De l’autre côté, on considère que la femme est un être fragile à courtiser. Comment est-ce possible ?
C’est l’histoire du « sexisme hostile » et du « sexisme bienveillant », qui forment le duo du « sexisme ambivalent ». Le bienveillant tient la porte. La femme est alors la princesse à défendre. Ce sont de petits chiots sympathiques qu’on caresse et qu’on envoie au panier. Lorsque l’on sort de ce rôle docile, le « sexisme hostile » apparaît. Par exemple, j’ai plusieurs fois abordé le problème de la galanterie sur Twitter, en disant qu’il ne fallait pas être galant mais poli, et tenir la porte à tout le monde. Pratiquement immédiatement, à chaque fois, j’ai été agressée de manière extrêmement hostile. Des hommes m’ont dit directement : « Ah bah puisque c’est comme ça, si je te croise un jour, je t’enverrai la porte dans la gueule » ou « Je te frapperai », « Je te foutrai un coup de pied au cul ». Ceux qui étaient des gentlemen deviennent instantanément violents. Et on devient des femmes méchantes, des femmes mauvaises, à qui il faut faire du mal.
Dans votre livre, vous faites un lien entre la violence des rapports sexuels et le vocabulaire employé pour les définir. Pourquoi ?
Tout le vocabulaire autour du rapport sexuel et de la pénétration – puisque le reste est invisibilisé – n’est pas neutre. Prenons la métaphore d’un caillou dans ma main, le caillou étant un pénis et ma main un vagin. On va dire que « j’ai pris » un caillou dans ma main.

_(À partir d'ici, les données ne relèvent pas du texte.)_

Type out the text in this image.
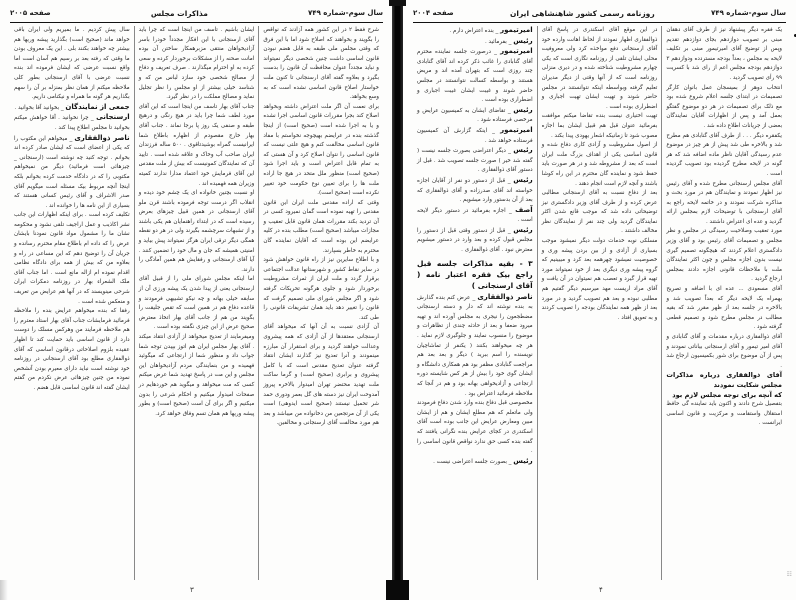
سال سوم-شماره ۷۴۹
مذاکرات مجلس
صفحه ۲۰۰۵

شرح فقط ۲ در این کشور همه آزادند که نواقص را بگویند و بخواهند که اصلاح شود اما با این فرق که وقتی مجلس ملی طبقه به قابل هضم نبودن قانون اساسی داشت چنین شخصی دیگر نمیتواند و نباید مجدداً عنوان محافظت آن قانون را بدست بگیرد و بعلاوه گفته آقای ارسنجانی تا کنون ملت خواستار اصلاح قانون اساسی نشده است که به وسع بخواهد.

برای نعمت آن اگر ملت اعتراض داشته وبخواهد اصلاح کند بجرا مقررات قانون اساسی اجرا نشده و یا به اجرا شده است (صحیح است) از اینجا گذشته بنده در عرایضم بهیچوجه نخواستم با مفاد قانون اساسی مخالفت کنم و هیچ علتی نیست که قانون اساسی را نتوان اصلاح کرد و آن هستی که به تمام قابل اعتراض است و باید اجرا شود (صحیح است) منظور ملل متحد در هیچ جا اراده ملت ها را برای تعیین نوع حکومت خود تغییر نکرده است (صحیح است).

وقتی که اراده مقدس ملت ایران این قانون مقدس را تهیه نموده است گمان نمیرود کسی در آن تردید بکند مقررات همان قانون قابل تعقیب و مجازات میباشد (صحیح است) مطلب بنده در کلیه عرایضم این بوده است که آقایان نماینده گان محترم به خاطر بسپارند.

و با اطلاع سایرین نیز از راه قانون خواهش شود در سایر نقاط کشور و شهرستانها عدالت اجتماعی برقرار گردد و ملت ایران از ثمرات مشروطیت برخوردار شود و جلوی هرگونه تحریکات گرفته شود و اگر مجلس شورای ملی تصمیم گرفت که قانون را تغییر دهد باید همان تشریفات قانونی را طی کند.

آن آزادی نسبت به آن آنها که میخواهد آقای ارسنجانی معتقدها از آن آزادی که همه پیشروی وعدالت خواهند گردید و برای استقرار آن مبارزه مینمودند و آنرا تعدیح نیز گذارند ایشان انتقاد گرفته عنوان تعدیح مقدس است که با کامل پیشروی و برابری (صحیح است) و گرما ساکت ملت تهدید محتضر تهران امیدوار بالاخره پیروز آمدوحت ایران نیز دسته های گل بعمر ودوری حمد شر تحمیل نیستند (صحیح است ایدوهی) است یکی از آن مرتجعین من دخانواده من میباشد و بعد هم مورد مخالفت آقای ارسنجانی و مخالفین.

ایشان باشیم . تاسف من اینجا است که چرا باید آقای ارسنجانی با این افکار مجدداً خودرا باسر آزادیخواهان منتقی مزبرهمکار ساختن آن بوده امانت صحنه را از مشکلات برخوردار کرده و سعی کرده به او احترام میگذارند . صرف تعریف و دفاع از مصالح شخصی خود سازد لباس من که و شناسد خیلی بیشتر از او مجلس را نظر تجلیل نماید و مصالح مملکت را در نظر گیرد.

جناب آقای بهار تاسف من اینجا است که این آقای مورد لطف شما چرا باید در هیچ رنگی و درهیچ طبقه و صنفی یک روز پا برجا نماند . جناب آقای بهار خارج مقصودم از اظهاره باطلاع شما ایرانیست گمراه بوشیدتاقوی . ۵۰۰ ساله فرزندان ایران صاحب آب وخاک و علاقه شده است . تایید آن که نمایندگان کمونیست که بیش از ملت مقدس این آقای فرمایش خود اعتماد مدارا ندارند کمیته وزیران همه فهمیده اند .

او نسبت بچنین خانواده ای یک چشم خود دیده و انقلاب اگر درست توجه فرموده باشند قرن ملو آقای ارسنجانی در همین قبیل چیزهای بعرض رسیده است که در ابتداء راهنمایان هم یکی باشند و از تشبهات سرچشمه بگیرند ولی در هر دو نقطه همگی دیگر ترقی ایران هرگز نمیتواند پیش بیاید و امنیتی همیشه که جان و مال خود را تضمین کنند . آیا آقای ارسنجانی و رفقایش هم همین آمادگی را دارند.

اما اینکه مجلس شورای ملی را از قبیل آقای ارسنجانی یعنی از پیدا شدن یک پیشه ورزی آن از سابقه خیلی بهانه و چه نیکو تشبیهی فرمودند و قاعده دفاع هم در همین است که تقص جلیقت را بگویند من هم از جانب آقای بهار اتخاذ معترض صحیح عرض از این چیزی نگفته بوده است .

ومیفرمایند از تعدیح میخواهد از آزادی انتقاد میکند . آقای بهار مجلس ایران هم اتوز بپیدن توجه شما جواب داد و منظور شما از ارتجاعی که میگوئید فهمیده و من بنمایندگی مردم آزادیخواهان این مجلس و این مت در پاسخ تهدید شما عرض میکنم کسی که مت میخواهد و میگوید هم خوردهایم در صفحات امیدوار میکنیم و احکام شرعی را بدون میکنیم و اگر برای آن است (صحیح است) و بطور پیشه وریها هم همان تسم وفاق خواهد کرد.

سال پیش کردیم . ما بمیریم ولی ایران باقی خواهد ماند (صحیح است) بگذارید پیشه وریها هم بیشتر چه خواهند بکنند بلی . این یک معروف بودن ما وقتی که رفته بعد بر رسیم هم آسان است اما واقع نسبت عرضی که ایشان فرموده اند بنده نسبت عرضی با آقای ارسنجانی بطور کلی ملاحظه میکنم از همان نظر بمنزله بر آن را سهم بگذاریم هر گونه ما همراه و نیکنامی داریم.

جمعی از نمایندگان _ بخوانید آقا بخوانید .

ارسنجانی _ چرا نخوانید . آقا خواهش میکنم بخوانید تا مجلس اطلاع پیدا کند .

ناصر ذوالفقاری _ میخواهم این مکتوب را که یکی از اعضای است که ایشان صادر کرده اند بخوانم . توجه کنید چه نوشته است (ارسنجانی _ چیزهائی است فرمائید) دیگر من نمیخواهم مکتوبی را که در دادگاه خدمت کرده بخوانم بلکه اینجا آنچه مربوط بیک مسئله است میگویم آقای صدر الاشراف و آقای رئیس کسانی هستند که بسیاری از این نامه ها را خوانده اند .

تکلیف کرده است . برای اینکه اظهارات این جانب نشر اکاذیب و عمل اراجیف تلقی نشود و محکومه نشان ما را مشمول مواد قانون نمودنا بایشان عرض را که داده ام باطلاع مقام محترم رسانده و جریان آن را توضیح دهم که این مساعی در راه و بعلاوه من که بیش از همه برای دادگاه نظامی اقدام نموده ام ازاله مانع است . اما جناب آقای ملک الشعراء بهار در روزنامه دمکرات ایران شرحی مینویسند که در آنها هم عرایض من تعریف و منعکس شده است .

رفقا که بنده میخواهم عرایض بنده را ملاحظه فرمائید فرمایشات جناب آقای بهار استاد معترم را هم ملاحظه فرمایند من وهرکس مسلک را دوست دارد از قانون اساسی باید حمایت کند تا اظهار عقیده بلزوم اصلاحاتی درقانون اساسی که آقای ذوالفقاری مطلع بود آقای ارسنجانی در روزنامه خود نوشته است نباید دارای معیرم بودن آنشخص نموده من چنین چیزهائی عرض نکردم من گفتم ایشان گفته اند قانون اساسی قابل هضم .

۳
سال سوم-شماره ۷۴۹
روزنامه رسمی کشور شاهنشاهی ایران
صفحه ۲۰۰۴

یک فقره دیگر پیشنهاد نیز از طرف آقای دهقان مبنی بر تصویب دوازدهم بجای دوازدهم تقدیم وپس از توضیح آقای امیرتیمور مبنی بر تکلیف لایحه به مجلس ، بعداً بودجه مستردده ودوازدهم ۳ دوازدهم بودجه مجلس اعم از رای شد با کسریت ۹۹ رأی تصویب گردید .

انتخاب دوهر از بمیسجان عمل بانوان کارگر تصمیمات در ابتدای جلسه اعلام شروع شده بود مع ذلک برای تصمیمات در هر دو موضوع گفتگو بعمل آمد و پس از اظهارات آقایان نمایندگان بعضی از جریانات اطلاع داده شد .

یکفقره دیگر . . . از طرف آقای گنابادی هم مطرح شد و بالاخره طی شد پیش از هر چیز در موضوع عدم رسیدگی آقایان ناظر ماده اضافه شد که هر گونه در لایحه مطرح گردیده بود تصویب گردیده است .

آقای مجلس ارسنجانی مطرح شده و آقای رئیس نیز اظهار نمودند و نمایندگان هم در مورد بحث و مذاکره شرکت نمودند و در خاتمه لایحه راجع به آقای ارسنجانی با توضیحات لازم بمجلس ارائه گردید و عده ای اعتراض داشتند .

مورد تعقیب وصلاحیت رسیدگی در مجلس و نظر مجلس و تصمیمات آقای رئیس بود و آقای وزیر دادگستری اعلام کردند که هیچگونه تصمیم گیری نیست بدون اجازه مجلس و چون اکثر نمایندگان ملت با ملاحظات قانونی اجازه دادند بمجلس ارجاع گردید .

آقای مسعودی ... عده ای با اضافه و تصریح بهمراه یک لایحه دیگر که بعداً تصویب شد و بالاخره در جلسه بعد از ظهر مقرر شد که بقیه مطالب در مجلس مطرح شود و تصمیم قطعی گرفته شود .

آقای ذوالفقاری درباره مقدمات و آقای گنابادی و آقای امیر تیمور و آقای ارسنجانی بیاناتی نمودند و پس از آن موضوع برای شور بکمیسیون ارجاع شد .

آقای ذوالفقاری درباره مذاکرات مجلس شکایت نمودند

که آنچه برای توجه مجلس لازم بود

بتفصیل شرح دادند و اکنون باید نماینده گی حافظ استقلال واستقامت و مرکزیت و قانون اساسی ایرانست .

در این موقع آقای اسکندری در پاسخ آقای ذوالفقاری اظهار نمودند از لحاظ اهانت وارده خود آقای ارسنجانی دفع مواخذه کرد ولی معروفیت محلی ایشان تلقی از روزنامه نگاری است که یکی چهارم مشروطیت شناخته شده و در دیری منزلی روزنامه است که از آنها وقتی از دیگر مدیران تعلیم گرفته وبواسطه اینکه نتوانستند در مجلس حاضر شوند و تهیت ایشان تهیت اجباری و اضطراری بوده است .

تهیت اختیاری نیست بنده تقاضا میکنم موافقت بفرمائید عنوان قبل هم قبیل ایشان بما اجازه مصوب شود تا زمانیکه اشعار یهودی پیدا بکند .

از اصول مشروطیت و آزادی کاری دفاع شده و قانون اساسی یکی از اهداف بزرگ ملت ایران است که بعد از مشروطه شد و در هر صورت باید حفظ شود و نماینده گان محترم در این راه کوشا باشند و آنچه لازم است انجام دهند .

بعد از دفاع نسبت به آقای ارسنجانی مطالبی عرض کرده و از طرف آقای وزیر دادگستری نیز توضیحاتی داده شد که موجب قانع شدن اکثر نمایندگان گردید ولی چند نفر از نمایندگان نظر مخالف داشتند .

مسلکی نوبه خدمات دولت دیگر نمیشود موجب بسیاری از آزادی و از بین بردن پیشه وری و خصوصیت نمیشود چهرهمه بعد کرد و میبینیم که گروه پیشه وری دیگری بعد از خود نمیتواند مورد تهیه قرار گیرد و تعصب هم نمیتوان در آن یافت و آقای مراد اریست مهد میرسیم دیگر گفتیم هم مطلبی نبوده و بعد هم تصویب گردید و در مورد بعد از ظهر همه نمایندگان بودجه را تصویب کردند و به تعویق افتاد .

امیرتیمور _ بنده اعتراض دارم .

رئیس _ بفرمائید .

امیرتیمور _ درصورت جلسه نماینده محترم آقای گنابادی را غائب ذکر کرده اند آقای گنابادی چند روزی است که بتهران آمده اند و مریض هستند و بواسطه کسالت نتوانستند در مجلس حاضر شوند و غیبت ایشان غیبت اجباری و اضطراری بوده است .

رئیس _ تقاضای ایشان به کمیسیون عرایض و مرخصی فرستاده شود .

امیرتیمور _ اینکه گزارش آن کمیسیون فرستاده خواهد شد .

رئیس _ دیگر اعتراضی بصورت جلسه نیست ( گفته شد خیر ) صورت جلسه تصویب شد . قبل از دستور آقای ذوالفقاری .

رئیس _ قبل از دستور دو نفر از آقایان اجازه خواسته اند آقای صدرزاده و آقای ذوالفقاری که بعد از آن بدستور وارد میشویم .

آصف _ اجازه بفرمائید در دستور دیگر لایحه است .

رئیس _ قبل از دستور وقتی قبل از دستور را مجلس قبول کرده و بعد وارد در دستور میشویم معترض نبود . آقای ذوالفقاری .

۳ - بقیه مذاکرات جلسه قبل راجع بیک فقره اعتبار نامه ( آقای ارسنجانی )

ناصر ذوالفقاری _ عرض کنم بنده گذارش به بنده نوشته اند که دار و دسته ارسنجانی مضطجعون را نیجری به مجلس آورده اند و تهیه میرود ضعفا و بعد از حادثه چندی از تظاهرات و موضوع را منسوب نمایند و جلوگیری لازم نماید . هر چه میخواهند بکنند ( یکنفر از تماشاچیان نویسنده را اسم ببرید ) دیگر و بعد بعد هم مراجعت گنابادی مظفر بود هم همکاری دانشگاه و ایشان گوی خود را بیش از هر کس شایسته دوره ارتجاعی و آزادیخواهی بهانه بود و هم در آنجا که ملاحظه فرمائید اعتراض بود .

مخصوصی قبل دفاع بنده وارد شدن دفاع فرمودند ولی ماتعلم که هم مطلع ایشان و هم از ایشان مبین ومعارض عرایض این جانب بوده است آقای اسکندری در کجای عرایض بنده نگرانی یافتند که گفته بنده کسی حق ندارد نواقص قانون اساسی را .

رئیس _ بصورت جلسه اعتراضی نیست .

۴
☷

Pourtant on ne dira jamais qu’une femme « a pris » un homme en elle. On va dire qu‘« un homme prend une femme ». La femme est passive et l’homme actif. Ensuite, si on analyse le vocabulaire familier et vulgaire autour de la pénétration, on constate qu’il est d’une extrême violence et tourne autour de la chasse, de la pêche, de la guerre. Je prends pour exemple un sketch de Jean Marie Bigard. Il est en boîte de nuit, drague des femmes et couche avec elles. Il parle d‘« embrocher », de « tirer », de « casser les pattes arrière », c’est d’une extraordinaire violence. Et les femmes sont des victimes de sa chasse. Et une victime de la chasse est un cadavre. Aussi, concernant le verbe « baiser », il a un double sens : « être pénétré par un pénis » – puisqu’une femme ne baise pas un homme, elle est baisée par un homme – et « se faire avoir ». Dans un monde neutre, « je me suis fait baiser » renverrait à une expression positive, comme passer un bon moment avec quelqu’un. Ce n’est manifestement pas le cas. Et ce vocabulaire violent a des répercussions sur nos comportements.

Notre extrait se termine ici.